Ignoring the fact that it was Bob of all creatures calling someone a pervert, I quashed my irritation – Bob is far too useful an ally and dare I say it, good a friend to get upset over, even with the absurdity of our situation. Sullenly, I threw the romance novel in question into my bag, a second later adding an old addition of Playboy before closing the bag with a final zip. Bob's eyes glimmered for a moment, and I swore I could see him grinning.
We went up, and thankfully, Molly was already waiting for us. A really good time for her to start following my orders to the word. "Alright kid, got everything you need?"
She nodded, before finally, finally putting more than two words together. "None of my stuff is at your place anyway, so I packed a few days worth of clothes for you, and some food and stuff. I ugh...didn't go anywhere private, so if there's something else you want, you better go get it."
Well...oh Hell. Suddenly, I was immensely grateful that I'd decided to take her notebooks with us, however useless they may have been in the big scheme of things. At least it was something. "Right, thanks Molly," I replied, embarrassed. "We'll uh...pick up some stuff for you along the way, first thing – I promise." Molly nodded, looking a little like a lost puppy looking for a hug. Hell's Bells, but I'm just not that guy. So instead, I went with the next best thing. "Go stand by the door, I've got a few things to get and then we're out. And grasshopper?" She looked up expectantly, and hell – the kid deserved it.
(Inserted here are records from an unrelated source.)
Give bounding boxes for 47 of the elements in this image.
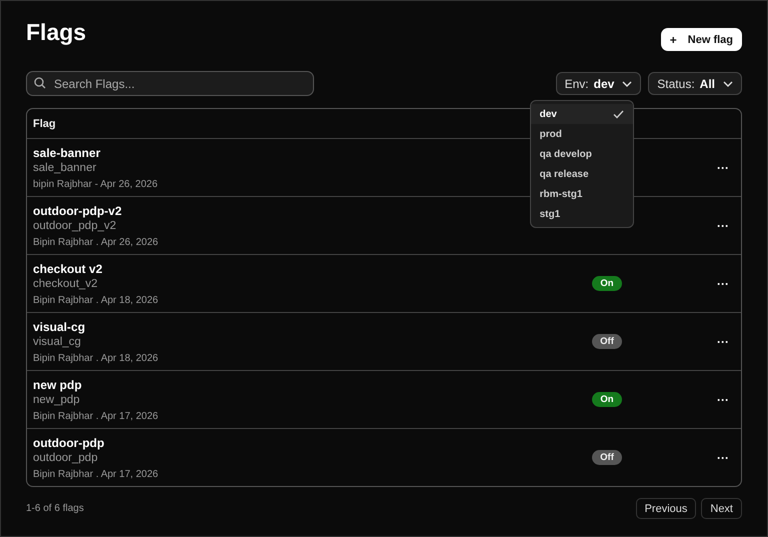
status-badge[interactable]: On bbox=[592, 392, 622, 407]
flag-name: checkout v2 bbox=[33, 262, 102, 276]
check-icon bbox=[612, 110, 624, 118]
flag-key: new_pdp bbox=[33, 392, 80, 408]
flag-name: outdoor-pdp-v2 bbox=[33, 204, 122, 218]
filter-dropdown[interactable]: Status: All bbox=[648, 72, 742, 95]
flag-meta: bipin Rajbhar - Apr 26, 2026 bbox=[33, 178, 158, 190]
filter-dropdown[interactable]: Env: dev bbox=[556, 72, 642, 95]
menu-item[interactable]: dev bbox=[530, 104, 633, 124]
flag-key: outdoor_pdp bbox=[33, 450, 98, 466]
pagination-button[interactable]: Next bbox=[701, 498, 742, 519]
flag-name: visual-cg bbox=[33, 320, 86, 334]
flag-key: sale_banner bbox=[33, 160, 96, 176]
flag-key: checkout_v2 bbox=[33, 276, 98, 292]
chevron-icon bbox=[723, 80, 733, 86]
flag-meta: Bipin Rajbhar . Apr 17, 2026 bbox=[33, 410, 158, 422]
more-button[interactable]: ··· bbox=[717, 392, 729, 406]
pagination-count: 1-6 of 6 flags bbox=[26, 503, 84, 514]
search-icon bbox=[34, 77, 46, 89]
flag-name: new pdp bbox=[33, 378, 82, 392]
status-badge[interactable]: Off bbox=[592, 450, 622, 465]
menu-item[interactable]: prod bbox=[530, 124, 633, 144]
status-badge[interactable]: On bbox=[592, 276, 622, 291]
menu-item[interactable]: stg1 bbox=[530, 204, 633, 224]
flag-meta: Bipin Rajbhar . Apr 26, 2026 bbox=[33, 236, 158, 248]
chevron-icon bbox=[622, 80, 632, 86]
column-header: Flag bbox=[33, 118, 56, 130]
pagination-button[interactable]: Previous bbox=[636, 498, 696, 519]
flag-key: outdoor_pdp_v2 bbox=[33, 218, 116, 234]
menu-item[interactable]: qa release bbox=[530, 164, 633, 184]
flag-meta: Bipin Rajbhar . Apr 17, 2026 bbox=[33, 468, 158, 480]
menu-item[interactable]: rbm-stg1 bbox=[530, 184, 633, 204]
flag-name: outdoor-pdp bbox=[33, 436, 104, 450]
new-flag-button[interactable]: + New flag bbox=[660, 28, 742, 51]
page-title: Flags bbox=[26, 19, 86, 46]
more-button[interactable]: ··· bbox=[717, 160, 729, 174]
status-badge[interactable]: Off bbox=[592, 334, 622, 349]
more-button[interactable]: ··· bbox=[717, 450, 729, 464]
flag-meta: Bipin Rajbhar . Apr 18, 2026 bbox=[33, 352, 158, 364]
flag-key: visual_cg bbox=[33, 334, 81, 350]
menu-item[interactable]: qa develop bbox=[530, 144, 633, 164]
flag-meta: Bipin Rajbhar . Apr 18, 2026 bbox=[33, 294, 158, 306]
more-button[interactable]: ··· bbox=[717, 334, 729, 348]
flag-name: sale-banner bbox=[33, 146, 100, 160]
more-button[interactable]: ··· bbox=[717, 218, 729, 232]
search-field[interactable]: Search Flags... bbox=[26, 71, 314, 96]
more-button[interactable]: ··· bbox=[717, 276, 729, 290]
"You did good today. A little more polish, a bit more time with yours truly, and you're gonna make one hell of a wizard." I gave her a tight grin, but she absolutely beamed at the compliment. Beamed. Kids...who can figure them out?
I went into my cramped kitchen space, going over to my icebox. It's the real thing – again, with my... electricity accidents – complete with a giant block of actual ice. I hadn't been lying entirely, I did need to pick up a few things, namely the bottles of Mac's home brew I had left. He'd kill me if he found out I chilled them, and he'd kill me twice if he found out I'd left them behind when only taking 'valuable possessions.' Most importantly, as soon as I had two seconds to sit down and breathe, I couldn't think of anything I'd rather have. If I had to leave my local haunts for a while, I'd ration that beer tight...tighter than a stripper's jeans. And Hell's Bell's, I need to get out more...
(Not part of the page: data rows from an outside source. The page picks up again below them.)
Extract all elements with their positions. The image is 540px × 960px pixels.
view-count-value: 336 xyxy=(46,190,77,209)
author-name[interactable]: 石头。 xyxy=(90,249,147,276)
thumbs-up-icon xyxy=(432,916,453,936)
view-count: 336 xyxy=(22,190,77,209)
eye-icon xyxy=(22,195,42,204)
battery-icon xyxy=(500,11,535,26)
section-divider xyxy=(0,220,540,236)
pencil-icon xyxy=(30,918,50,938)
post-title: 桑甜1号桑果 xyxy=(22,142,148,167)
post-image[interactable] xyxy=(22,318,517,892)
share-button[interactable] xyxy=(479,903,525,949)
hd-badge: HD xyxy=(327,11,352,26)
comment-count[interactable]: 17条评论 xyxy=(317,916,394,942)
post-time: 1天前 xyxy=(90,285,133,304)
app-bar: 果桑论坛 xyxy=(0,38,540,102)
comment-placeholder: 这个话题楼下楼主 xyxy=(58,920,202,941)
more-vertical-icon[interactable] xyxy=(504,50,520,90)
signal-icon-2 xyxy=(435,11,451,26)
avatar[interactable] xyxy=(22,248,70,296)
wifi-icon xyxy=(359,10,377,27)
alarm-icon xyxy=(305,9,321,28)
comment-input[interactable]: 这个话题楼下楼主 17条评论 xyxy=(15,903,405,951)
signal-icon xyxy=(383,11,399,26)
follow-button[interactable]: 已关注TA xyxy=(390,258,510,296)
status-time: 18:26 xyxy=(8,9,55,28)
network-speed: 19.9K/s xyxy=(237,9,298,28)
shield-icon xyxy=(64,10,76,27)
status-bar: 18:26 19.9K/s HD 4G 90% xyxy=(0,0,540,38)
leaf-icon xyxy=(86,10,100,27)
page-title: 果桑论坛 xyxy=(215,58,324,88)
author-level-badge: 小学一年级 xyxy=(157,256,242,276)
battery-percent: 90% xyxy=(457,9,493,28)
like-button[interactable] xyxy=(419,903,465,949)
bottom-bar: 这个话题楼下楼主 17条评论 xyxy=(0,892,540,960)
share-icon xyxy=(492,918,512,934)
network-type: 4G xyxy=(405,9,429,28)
"Bob" I hissed, "still up for being useful." A grumpy cough came out of the sack.
"I think we've exhausted any humor in that concept." Bob responded, a little peeved. "I am always useful. And...this sack scratches."
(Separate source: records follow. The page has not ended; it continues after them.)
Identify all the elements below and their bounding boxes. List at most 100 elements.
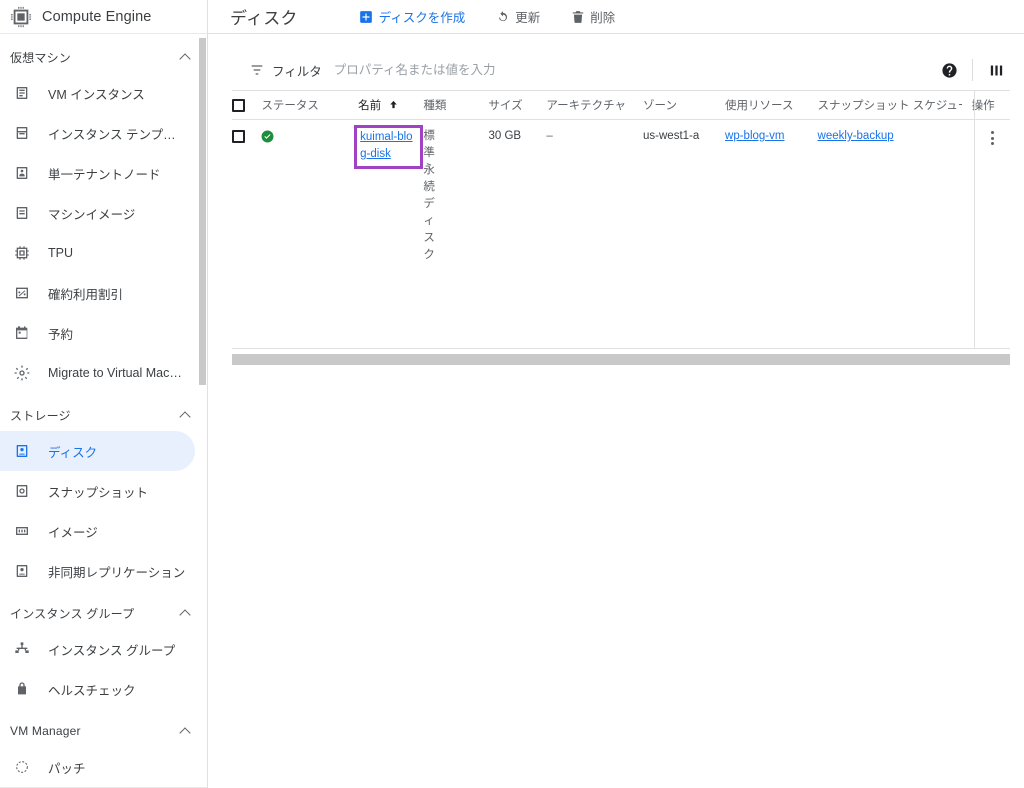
sidebar-item-label: インスタンス テンプレー… bbox=[48, 127, 188, 142]
column-settings-icon[interactable] bbox=[982, 56, 1010, 84]
add-box-icon bbox=[359, 9, 374, 24]
refresh-label: 更新 bbox=[515, 11, 541, 25]
th-label: 種類 bbox=[423, 100, 447, 112]
table-horizontal-scrollbar-thumb[interactable] bbox=[232, 354, 1010, 365]
sidebar-item-label: 予約 bbox=[48, 327, 74, 342]
sidebar-item-snapshots[interactable]: スナップショット bbox=[0, 471, 207, 511]
th-label: アーキテクチャ bbox=[546, 100, 627, 112]
refresh-icon bbox=[495, 9, 510, 24]
th-label: 名前 bbox=[358, 100, 382, 112]
nav-section-virtual-machines[interactable]: 仮想マシン bbox=[0, 41, 207, 73]
th-name[interactable]: 名前 bbox=[358, 90, 424, 120]
th-label: 使用リソース bbox=[725, 100, 794, 112]
th-kind[interactable]: 種類 bbox=[423, 90, 489, 120]
sidebar-item-label: 非同期レプリケーション bbox=[48, 565, 186, 580]
th-snapshot-schedule[interactable]: スナップショット スケジュール bbox=[817, 90, 962, 120]
arrow-up-icon bbox=[388, 99, 399, 113]
nav-section-vm-manager[interactable]: VM Manager bbox=[0, 715, 207, 747]
th-zone[interactable]: ゾーン bbox=[643, 90, 726, 120]
sidebar-scrollbar-thumb[interactable] bbox=[199, 38, 206, 385]
tpu-icon bbox=[12, 243, 32, 263]
row-checkbox[interactable] bbox=[232, 130, 245, 144]
sidebar-item-sole-tenant-nodes[interactable]: 単一テナントノード bbox=[0, 153, 207, 193]
table-header-row: ステータス 名前 種類 サイズ アーキテクチャ ゾーン 使用リソース スナップシ… bbox=[232, 90, 1010, 120]
sidebar-item-health-checks[interactable]: ヘルスチェック bbox=[0, 669, 207, 709]
chip-icon bbox=[8, 4, 34, 30]
th-used-by[interactable]: 使用リソース bbox=[725, 90, 818, 120]
create-disk-label: ディスクを作成 bbox=[378, 11, 466, 25]
cell-snapshot-schedule: weekly-backup bbox=[818, 120, 962, 265]
th-status[interactable]: ステータス bbox=[261, 90, 359, 120]
vm-instance-icon bbox=[12, 83, 32, 103]
more-vert-icon[interactable] bbox=[976, 129, 1010, 145]
table-bottom-border bbox=[232, 348, 1010, 349]
cell-row-checkbox[interactable] bbox=[232, 120, 261, 265]
sidebar-item-tpu[interactable]: TPU bbox=[0, 233, 207, 273]
sidebar-item-machine-images[interactable]: マシンイメージ bbox=[0, 193, 207, 233]
filter-list-icon[interactable] bbox=[248, 61, 266, 79]
th-label: ゾーン bbox=[643, 100, 677, 112]
toolbar-separator bbox=[972, 59, 973, 81]
create-disk-button[interactable]: ディスクを作成 bbox=[353, 3, 472, 31]
page-toolbar: ディスク ディスクを作成 更新 削除 bbox=[208, 0, 1024, 34]
select-all-checkbox[interactable] bbox=[232, 98, 245, 112]
sorted-column-indicator bbox=[358, 119, 409, 120]
refresh-button[interactable]: 更新 bbox=[489, 3, 546, 31]
th-operations: 操作 bbox=[961, 90, 1010, 120]
health-check-icon bbox=[12, 679, 32, 699]
filter-input[interactable] bbox=[333, 63, 935, 77]
ops-column-divider bbox=[974, 90, 975, 349]
th-size[interactable]: サイズ bbox=[488, 90, 547, 120]
cell-architecture: – bbox=[546, 120, 643, 265]
filter-label: フィルタ bbox=[272, 64, 322, 79]
nav-section-instance-groups[interactable]: インスタンス グループ bbox=[0, 597, 207, 629]
delete-button[interactable]: 削除 bbox=[564, 3, 621, 31]
sidebar-item-label: イメージ bbox=[48, 525, 98, 540]
help-circle-icon[interactable] bbox=[935, 56, 963, 84]
trash-icon bbox=[570, 9, 585, 24]
th-label: 操作 bbox=[971, 100, 995, 112]
nav-section-label: ストレージ bbox=[10, 408, 71, 423]
sidebar-item-label: VM インスタンス bbox=[48, 87, 145, 102]
disk-icon bbox=[12, 441, 32, 461]
delete-label: 削除 bbox=[590, 11, 616, 25]
sidebar-item-migrate-to-vms[interactable]: Migrate to Virtual Machin… bbox=[0, 353, 207, 393]
sidebar-item-label: 確約利用割引 bbox=[48, 287, 124, 302]
nav-section-storage[interactable]: ストレージ bbox=[0, 399, 207, 431]
sidebar-item-label: 単一テナントノード bbox=[48, 167, 161, 182]
th-select-all[interactable] bbox=[232, 90, 262, 120]
nav-section-label: VM Manager bbox=[10, 724, 81, 738]
th-label: スナップショット スケジュール bbox=[817, 100, 962, 112]
main-content: ディスク ディスクを作成 更新 削除 フィルタ プロパティ名または値を入力 ステ… bbox=[208, 0, 1024, 788]
sidebar-item-reservations[interactable]: 予約 bbox=[0, 313, 207, 353]
snapshot-schedule-link[interactable]: weekly-backup bbox=[818, 130, 894, 142]
sidebar-item-instance-templates[interactable]: インスタンス テンプレー… bbox=[0, 113, 207, 153]
check-circle-icon bbox=[261, 130, 274, 143]
used-by-link[interactable]: wp-blog-vm bbox=[725, 130, 784, 142]
table-row[interactable]: kuimal-blog-disk 標準永続ディスク 30 GB – us-wes… bbox=[232, 120, 1010, 265]
disks-table-wrapper: ステータス 名前 種類 サイズ アーキテクチャ ゾーン 使用リソース スナップシ… bbox=[232, 90, 1010, 349]
patch-icon bbox=[12, 757, 32, 777]
sidebar-item-disks[interactable]: ディスク bbox=[0, 431, 195, 471]
image-icon bbox=[12, 521, 32, 541]
sidebar: Compute Engine 仮想マシン VM インスタンス インスタンス テン… bbox=[0, 0, 208, 788]
disk-name-link[interactable]: kuimal-blog-disk bbox=[360, 131, 412, 160]
sidebar-item-instance-groups[interactable]: インスタンス グループ bbox=[0, 629, 207, 669]
sidebar-item-patch[interactable]: パッチ bbox=[0, 747, 207, 787]
th-architecture[interactable]: アーキテクチャ bbox=[546, 90, 644, 120]
migrate-icon bbox=[12, 363, 32, 383]
cell-zone: us-west1-a bbox=[643, 130, 700, 142]
sidebar-item-images[interactable]: イメージ bbox=[0, 511, 207, 551]
sidebar-item-committed-use-discounts[interactable]: 確約利用割引 bbox=[0, 273, 207, 313]
sidebar-item-async-replication[interactable]: 非同期レプリケーション bbox=[0, 551, 207, 591]
table-horizontal-scroll-track bbox=[232, 354, 1010, 365]
sidebar-item-vm-instances[interactable]: VM インスタンス bbox=[0, 73, 207, 113]
instance-template-icon bbox=[12, 123, 32, 143]
product-header: Compute Engine bbox=[0, 0, 207, 34]
nav-section-label: インスタンス グループ bbox=[10, 606, 135, 621]
architecture-value: – bbox=[546, 130, 553, 142]
filter-bar: フィルタ bbox=[232, 50, 1010, 90]
sidebar-nav: 仮想マシン VM インスタンス インスタンス テンプレー… 単一テナントノード … bbox=[0, 35, 207, 788]
disk-kind-text: 標準永続ディスク bbox=[423, 130, 435, 261]
machine-image-icon bbox=[12, 203, 32, 223]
I rolled my eyes in exasperation. "I don't care about your itchy sack...oh, grow up. You wanna get out of there or not?" At the possibility of leaving the skull, Bob's titters stopped abruptly. "What's the deal boss?" he asked, the epitome of respect.
"Get inside Mister, make sure he gets in the car – I'm not leaving him to the goonsquad. Same rules as always, you get back in the skull when I tell you, and you don't alert Molly to your presence. Agreed?"
"Yeh, yeh, no problem boss. So...I have your permission to come out?" Bob asked, suddenly sounding a little giddy. "Yeah, with the conditions above, you have my permission." I responded. An instant later, a tiny orange spark flew out of the bag, zipping out and hovering for a moment around my head. "Think the little cupcake will be up for a game of pet the pussy?" his voice whispered, a strange experience coming from a being that now had no visible mouth.
"Bob" I growled, but he ignored me, streaking out of the room towards my thirty pound beast-cat. "Right then, time's a wasting." Without another thought, I went to the door to a waiting Molly and an oddly attentive Mister. Next to my door stood the last two things that were in any way useful. The first was a sawed-off shotgun – for the first time I was thankful my halfbrother had a nasty habit of leaving illegal weapons out in the open whenever he left them at my place. The second, Fidelacchius, a Sword of the Cross that I had been appointed the owner of until I found another worthy to wield it against the Denarians. I let out a harsh laugh – only I could be the owner of the most powerful relics both sides sought, and accept neither. Too noble for my own good.
"Right, that's everything." I opened the door, and the three of us walked out into the night.